I recently mentioned Triton Court (see A city ramble) and the figure who stands upon the globe at the top of the tower. Here is a reminder:
From the ground it is difficult to see any detail in the figure though with the naked eye you can see that his right arm is raised. I suggested, though not seriously, that he was waving at the passers-by. Apart from that, it’s not possible to see who he is supposed to be. For that you would need a more powerful lens (binoculars or a camera with a zoom lens).
I do have a long lens but I hardly ever take it with me, making do with the standard lens on the camera that can “zoom” to about 3.2 times. Using that, I took the above picture, cropped it and then ramped up the contrast and the sharpening.

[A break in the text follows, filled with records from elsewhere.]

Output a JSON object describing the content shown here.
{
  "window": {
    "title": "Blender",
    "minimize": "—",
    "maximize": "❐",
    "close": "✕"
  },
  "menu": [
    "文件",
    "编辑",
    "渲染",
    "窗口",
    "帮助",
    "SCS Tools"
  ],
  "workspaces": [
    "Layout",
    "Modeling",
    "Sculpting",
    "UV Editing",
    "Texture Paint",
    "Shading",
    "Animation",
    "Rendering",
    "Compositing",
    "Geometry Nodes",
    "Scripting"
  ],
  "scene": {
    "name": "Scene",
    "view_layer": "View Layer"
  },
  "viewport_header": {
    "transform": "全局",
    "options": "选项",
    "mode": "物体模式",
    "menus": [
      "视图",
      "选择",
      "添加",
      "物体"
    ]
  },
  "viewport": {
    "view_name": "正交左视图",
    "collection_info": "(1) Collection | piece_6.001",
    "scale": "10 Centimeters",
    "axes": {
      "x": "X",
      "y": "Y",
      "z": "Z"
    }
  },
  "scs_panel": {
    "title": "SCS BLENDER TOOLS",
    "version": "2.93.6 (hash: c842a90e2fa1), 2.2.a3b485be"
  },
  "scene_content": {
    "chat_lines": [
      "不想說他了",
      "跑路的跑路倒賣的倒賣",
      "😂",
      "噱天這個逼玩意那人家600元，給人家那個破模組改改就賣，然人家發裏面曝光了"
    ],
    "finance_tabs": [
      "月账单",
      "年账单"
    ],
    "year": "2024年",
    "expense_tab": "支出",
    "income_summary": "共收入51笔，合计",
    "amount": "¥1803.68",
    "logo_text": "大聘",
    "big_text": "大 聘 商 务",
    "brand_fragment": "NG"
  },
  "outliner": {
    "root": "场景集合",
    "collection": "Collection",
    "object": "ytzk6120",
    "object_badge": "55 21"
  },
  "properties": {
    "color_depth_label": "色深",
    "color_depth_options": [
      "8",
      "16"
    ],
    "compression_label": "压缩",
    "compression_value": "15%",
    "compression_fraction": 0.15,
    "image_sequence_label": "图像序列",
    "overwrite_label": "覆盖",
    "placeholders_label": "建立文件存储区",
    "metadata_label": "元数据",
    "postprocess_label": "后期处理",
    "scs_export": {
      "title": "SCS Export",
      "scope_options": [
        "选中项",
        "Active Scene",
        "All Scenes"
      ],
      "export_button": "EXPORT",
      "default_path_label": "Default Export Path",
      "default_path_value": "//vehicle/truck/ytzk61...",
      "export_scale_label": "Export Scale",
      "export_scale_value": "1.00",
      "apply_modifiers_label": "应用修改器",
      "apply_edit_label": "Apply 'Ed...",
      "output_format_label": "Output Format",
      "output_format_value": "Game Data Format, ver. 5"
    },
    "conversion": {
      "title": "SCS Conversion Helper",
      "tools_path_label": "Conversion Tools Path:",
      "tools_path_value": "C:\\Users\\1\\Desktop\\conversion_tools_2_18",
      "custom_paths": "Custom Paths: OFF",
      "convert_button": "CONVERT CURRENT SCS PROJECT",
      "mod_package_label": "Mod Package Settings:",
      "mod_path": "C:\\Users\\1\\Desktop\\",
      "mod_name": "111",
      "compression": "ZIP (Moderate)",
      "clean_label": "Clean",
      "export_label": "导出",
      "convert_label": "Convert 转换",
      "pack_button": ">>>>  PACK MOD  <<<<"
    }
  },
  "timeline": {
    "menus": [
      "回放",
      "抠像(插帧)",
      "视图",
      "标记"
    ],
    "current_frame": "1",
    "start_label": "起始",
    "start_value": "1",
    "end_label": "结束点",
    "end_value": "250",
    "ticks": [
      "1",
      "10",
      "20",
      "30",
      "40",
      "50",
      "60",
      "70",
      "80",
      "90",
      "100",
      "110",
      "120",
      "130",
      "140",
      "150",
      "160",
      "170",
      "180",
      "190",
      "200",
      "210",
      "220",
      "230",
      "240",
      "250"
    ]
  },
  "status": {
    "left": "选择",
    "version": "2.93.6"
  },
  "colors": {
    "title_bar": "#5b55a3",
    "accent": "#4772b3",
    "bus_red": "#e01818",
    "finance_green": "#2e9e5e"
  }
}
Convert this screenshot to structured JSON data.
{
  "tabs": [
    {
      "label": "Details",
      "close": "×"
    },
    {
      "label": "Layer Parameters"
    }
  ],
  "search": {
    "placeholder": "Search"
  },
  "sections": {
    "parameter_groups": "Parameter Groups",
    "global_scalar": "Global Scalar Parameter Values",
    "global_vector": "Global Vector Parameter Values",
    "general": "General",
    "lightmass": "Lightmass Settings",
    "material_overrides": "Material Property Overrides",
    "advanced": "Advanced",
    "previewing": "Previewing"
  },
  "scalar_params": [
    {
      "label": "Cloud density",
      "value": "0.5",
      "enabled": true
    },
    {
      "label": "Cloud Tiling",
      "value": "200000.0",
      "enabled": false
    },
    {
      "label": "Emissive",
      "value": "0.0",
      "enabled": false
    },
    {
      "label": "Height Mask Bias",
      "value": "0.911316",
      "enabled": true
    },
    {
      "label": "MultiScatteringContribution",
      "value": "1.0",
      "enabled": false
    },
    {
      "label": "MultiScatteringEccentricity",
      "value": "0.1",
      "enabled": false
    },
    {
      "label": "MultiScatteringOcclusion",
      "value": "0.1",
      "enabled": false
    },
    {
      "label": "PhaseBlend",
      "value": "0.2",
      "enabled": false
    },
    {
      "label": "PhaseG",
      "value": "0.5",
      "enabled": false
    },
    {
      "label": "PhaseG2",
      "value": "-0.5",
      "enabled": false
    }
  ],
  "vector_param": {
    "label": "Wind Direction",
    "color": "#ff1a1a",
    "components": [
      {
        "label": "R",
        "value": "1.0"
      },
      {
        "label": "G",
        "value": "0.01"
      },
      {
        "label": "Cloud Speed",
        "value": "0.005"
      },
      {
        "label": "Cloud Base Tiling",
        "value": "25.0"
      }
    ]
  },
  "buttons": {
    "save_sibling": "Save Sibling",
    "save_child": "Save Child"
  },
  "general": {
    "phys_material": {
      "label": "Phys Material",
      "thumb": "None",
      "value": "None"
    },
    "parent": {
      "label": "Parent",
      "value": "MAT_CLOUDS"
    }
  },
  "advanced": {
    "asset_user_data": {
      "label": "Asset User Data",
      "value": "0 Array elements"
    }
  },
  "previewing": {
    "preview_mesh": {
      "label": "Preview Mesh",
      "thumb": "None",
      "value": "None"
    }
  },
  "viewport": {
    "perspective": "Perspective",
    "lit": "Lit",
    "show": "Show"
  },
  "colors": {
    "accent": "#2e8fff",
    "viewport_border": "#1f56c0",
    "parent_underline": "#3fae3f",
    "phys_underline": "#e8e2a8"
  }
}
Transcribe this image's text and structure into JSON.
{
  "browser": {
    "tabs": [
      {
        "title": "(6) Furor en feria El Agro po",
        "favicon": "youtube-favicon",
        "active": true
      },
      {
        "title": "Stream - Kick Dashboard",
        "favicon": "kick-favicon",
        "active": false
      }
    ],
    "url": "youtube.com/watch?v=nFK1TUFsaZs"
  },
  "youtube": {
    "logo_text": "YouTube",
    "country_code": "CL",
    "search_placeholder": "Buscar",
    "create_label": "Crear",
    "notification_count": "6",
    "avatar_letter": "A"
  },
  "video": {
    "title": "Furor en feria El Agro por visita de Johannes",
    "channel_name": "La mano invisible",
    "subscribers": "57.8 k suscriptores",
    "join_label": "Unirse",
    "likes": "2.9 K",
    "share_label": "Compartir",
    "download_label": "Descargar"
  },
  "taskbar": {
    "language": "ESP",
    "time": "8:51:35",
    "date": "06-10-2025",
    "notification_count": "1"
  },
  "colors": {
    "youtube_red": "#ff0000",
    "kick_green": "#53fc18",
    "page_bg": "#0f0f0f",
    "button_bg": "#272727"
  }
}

I think we can now see that the figure is in fact Hermes, in Greek mythology the messenger of the gods, who is more often these days given his Roman name, Mercury, and taken as a symbol of communications but also of trade and travel.
The attributes of Hermes/Mercury are the winged helmet and the caduceus, the staff with two snakes twined around it. I think we can make these out in the picture.
According to the London Encyclopaedia, the bronze Mercury was made by James Stephenson and first exhibited at the Royal Academy in 1929. I haven’t yet managed to find out anything more about this artist or whatever works he might have produced.
And to me, Mercury still seems to be waving… 🙂
Update March 10th 2011
The sculptor of Mercury or Hermes was in fact James Alexander Stevenson (not Stephenson) who lived from Oct 18 1881 to Oct 5 1937. He signed his works “Myrander”, a combination of this wife’s name and his own middle name.
Many of his works are still extant, including two tritons on Triton Court, the Askari Monument in Dar es Salaam and a bronze head entitled Imperator in the Tate Britain.